Oleh:
Ali Thaufan DS
Gajat
politik Indonesia –pada awal September 2015 ini- diramaikan atas keputusan
Partai Amanat Nasional (PAN) untuk bergabung dengan Koalisi Indonesia Hebat
(KIH), pendukung pemerintah. Sebelumnya, PAN tergabung dalam Koalisi Merah
Putih (KMP), yang menjadi “oposisi” dan penyeimbang pemerintah. Keputusan PAN
terbilang mengejutkan karena KMP dikenal cukup solid. Tulisan ini membincang
keputusan PAN yang “melompat” ke KIH dan berbagai perdebatan atas keputusan PAN
tersebut.
Dalam
politik terdapat adagium “tidak ada musuh abadi”. Artinya, semua bisa
bermusuhan dalam suatu waktu, tetapi pada waktu yang lain dapat menjadi mitra.
Begitulah yang terbaca dari keputusan PAN. Di bawah nahkoda Zulkifli Hasan
–yang terpilih sebagai ketua umum PAN pada Mei 2015 lalu- PAN merubah peta
koalisi. Sebelumya tergabung dalam KMP, lalu kemudian berpaling dan bergabung
dalam KIH. Aroma bargabung PAN ke KIH memang dipredikasi oleh sebagaian
pemerhati politik Indonesia. Pasalnya pasca terpilihnya Zulkifli Hasan sebagai
ketua umum baru menggantikan Hatta Rajasa, beberapa safari politik dilakukan,
termasuk menbuka komunikasi dengan partai yang tergabung dalam KIH.
Keputusan
PAN bergabung dalam KIH menuai berbagai kritik. Sebagian menyayangkan keputusan
tersebut karena dinilai akan membuat lemah pengawasan terhadap pemerintah,
seperti yang saat ini dilakukan KMP. Unsur penting dalam sistem pemerintahan
demokrasi Indonesia mensyaratkan adanya pengawasan yang dilakukan oleh
“oposisi”. Hal ini terjadi seperti pada pemerintahan sebelumnya, pasca
reformasi 1998. Bergabungnya PAN kepada pemerintah didasarkan pada keinginan
PAN yang ingin berkontribusi lebih terhadap bangsanya ini melalui kebijakan
pemerintah. Kita tidak bisa sewenang-wenang menganggap PAN “mengkhianati” KMP.
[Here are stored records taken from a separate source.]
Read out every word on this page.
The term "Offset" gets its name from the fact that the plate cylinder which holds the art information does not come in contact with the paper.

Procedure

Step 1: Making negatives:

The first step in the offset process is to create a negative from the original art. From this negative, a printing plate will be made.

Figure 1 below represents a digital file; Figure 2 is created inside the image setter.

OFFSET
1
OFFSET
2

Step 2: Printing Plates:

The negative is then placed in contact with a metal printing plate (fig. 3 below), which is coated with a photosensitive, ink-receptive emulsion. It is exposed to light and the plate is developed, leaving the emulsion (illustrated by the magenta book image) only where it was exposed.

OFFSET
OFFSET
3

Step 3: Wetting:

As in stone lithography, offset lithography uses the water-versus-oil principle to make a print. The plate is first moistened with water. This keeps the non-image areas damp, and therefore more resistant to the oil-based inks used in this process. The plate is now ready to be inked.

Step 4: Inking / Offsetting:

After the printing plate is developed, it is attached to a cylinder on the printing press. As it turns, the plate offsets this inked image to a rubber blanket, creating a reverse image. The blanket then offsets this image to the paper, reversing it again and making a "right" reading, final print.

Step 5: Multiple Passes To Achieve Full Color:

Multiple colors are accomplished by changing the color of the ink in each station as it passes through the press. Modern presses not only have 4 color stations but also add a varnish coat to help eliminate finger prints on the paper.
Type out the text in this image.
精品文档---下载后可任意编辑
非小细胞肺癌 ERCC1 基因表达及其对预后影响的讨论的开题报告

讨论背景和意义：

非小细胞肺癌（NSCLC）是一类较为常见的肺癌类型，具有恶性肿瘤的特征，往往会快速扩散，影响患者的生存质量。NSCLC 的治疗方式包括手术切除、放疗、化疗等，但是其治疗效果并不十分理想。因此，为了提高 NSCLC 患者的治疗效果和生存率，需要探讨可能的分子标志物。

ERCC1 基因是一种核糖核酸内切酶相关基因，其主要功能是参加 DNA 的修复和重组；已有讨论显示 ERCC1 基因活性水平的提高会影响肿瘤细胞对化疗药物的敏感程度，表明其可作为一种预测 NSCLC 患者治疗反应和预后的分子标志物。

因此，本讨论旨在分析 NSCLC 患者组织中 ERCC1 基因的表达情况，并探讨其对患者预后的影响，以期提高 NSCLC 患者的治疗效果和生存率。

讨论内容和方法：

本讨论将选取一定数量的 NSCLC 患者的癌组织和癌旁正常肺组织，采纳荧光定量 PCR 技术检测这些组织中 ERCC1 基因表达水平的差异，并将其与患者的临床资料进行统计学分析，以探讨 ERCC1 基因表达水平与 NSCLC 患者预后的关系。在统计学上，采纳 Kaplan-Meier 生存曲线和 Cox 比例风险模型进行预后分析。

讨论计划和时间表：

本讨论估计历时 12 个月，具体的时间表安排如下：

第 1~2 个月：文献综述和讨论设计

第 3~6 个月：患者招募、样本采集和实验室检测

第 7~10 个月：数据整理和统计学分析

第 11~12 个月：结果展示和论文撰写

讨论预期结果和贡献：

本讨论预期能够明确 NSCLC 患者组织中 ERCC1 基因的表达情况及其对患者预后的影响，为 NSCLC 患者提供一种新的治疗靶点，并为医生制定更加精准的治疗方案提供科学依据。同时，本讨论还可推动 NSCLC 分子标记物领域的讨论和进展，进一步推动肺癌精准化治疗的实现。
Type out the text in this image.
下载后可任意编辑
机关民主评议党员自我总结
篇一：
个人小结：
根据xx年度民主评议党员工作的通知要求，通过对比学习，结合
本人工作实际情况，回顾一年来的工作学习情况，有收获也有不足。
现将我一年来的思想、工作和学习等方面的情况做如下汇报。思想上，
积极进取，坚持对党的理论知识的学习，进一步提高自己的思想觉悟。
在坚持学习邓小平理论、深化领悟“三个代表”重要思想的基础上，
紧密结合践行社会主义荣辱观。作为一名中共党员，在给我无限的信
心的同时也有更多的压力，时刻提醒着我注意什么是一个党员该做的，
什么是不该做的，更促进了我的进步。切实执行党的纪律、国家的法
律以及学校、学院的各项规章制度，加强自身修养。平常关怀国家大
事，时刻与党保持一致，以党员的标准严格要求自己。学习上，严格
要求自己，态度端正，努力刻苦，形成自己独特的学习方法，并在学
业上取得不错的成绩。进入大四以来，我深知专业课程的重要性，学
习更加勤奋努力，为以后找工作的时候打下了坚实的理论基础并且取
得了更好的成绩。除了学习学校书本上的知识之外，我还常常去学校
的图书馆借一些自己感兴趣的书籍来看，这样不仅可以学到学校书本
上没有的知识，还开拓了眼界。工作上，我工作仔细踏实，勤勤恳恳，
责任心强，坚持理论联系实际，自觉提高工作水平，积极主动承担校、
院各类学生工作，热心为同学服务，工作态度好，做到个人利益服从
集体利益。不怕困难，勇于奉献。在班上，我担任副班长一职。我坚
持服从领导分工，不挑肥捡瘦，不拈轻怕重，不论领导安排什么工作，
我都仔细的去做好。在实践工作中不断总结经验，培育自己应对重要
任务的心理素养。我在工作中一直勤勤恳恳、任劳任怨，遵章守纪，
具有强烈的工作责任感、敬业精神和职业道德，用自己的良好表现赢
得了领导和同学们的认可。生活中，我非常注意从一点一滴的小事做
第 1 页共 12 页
Keputusan PAN adalah keputusan politik, sangat dinamis dan bisa berubah setiap
saat. Demikian juga partai lain yang tergabung dalam KMP, bisa saja mereka
bargabung dengan KIH, sebagai partai pendukung pemerintah.
Terdapat
beberapa hal yang penulis baca dari melompatnya PAN dari KMP ke KIH. Pertama,
menegaskan bahwa politik merupakan “tipu-tipu”. Mengapa demikian? Pada suatu
kesempatan (waktu) partai politik terlihat berbeda pendapat, berdebat dan bahkan
“bermusuhan”. Tetapi pada waktu lain, mereka bersatu. Penulis menggunakan term
“tipu-tipu” sebagai gambaran “anekdot”, sebuah kebijakan semu yang kerap
diambil para elit partai politik, baik melalui pemerintah atau anggota dewan.
Kedua,
menegaskan bahwa politik selalu diwarnai dengan kesetiaan dan sebaliknya.
Mungkin, bagi para fans KMP,
keputusan PAN bergabung dengan KIH adalah sebuah penghianatan terhadap KMP.
Keputusan PAN sama artinya mencopot pondasi bangunan bernama KMP. Tetapi pada
saat yang sama, kita bisa melihat kesetiaan partai lain yang tetap tergabung
dalam KMP. Artinya, politik bukan soal pragmatisme semata, tetapi juga
kesetiaan (setia berada diluar pemerintah).
Ketiga,
keputusan PAN bisa dimaknai dengan akan adanya tukar menukar jatah pembantu
presiden (menteri). Sangat mungkin dengan bergabungnya PAN, presiden akan
memberikan jatah kursi menteri, meski entah kapan hal tersebut terealisasi.
Namun demikian, terlalu terburu-buru jika kita menyimpulkan bahwa PAN tergoda
“iming-iming” jatah menteri.
Keputusan
PAN sepertinya menjadi sesuatu yang final. Tetapi, dinamika politik akan bisa
saja berubah. Di parlemen, tidak ada jaminan PAN akan selalu “satu suara”
dengan pemerintah. Pengalaman dinamika parleman telah menunjukkan bahwa tidak
semua partai pendukung pemerintah selalu “satu suara” untuk sebuah keputusan.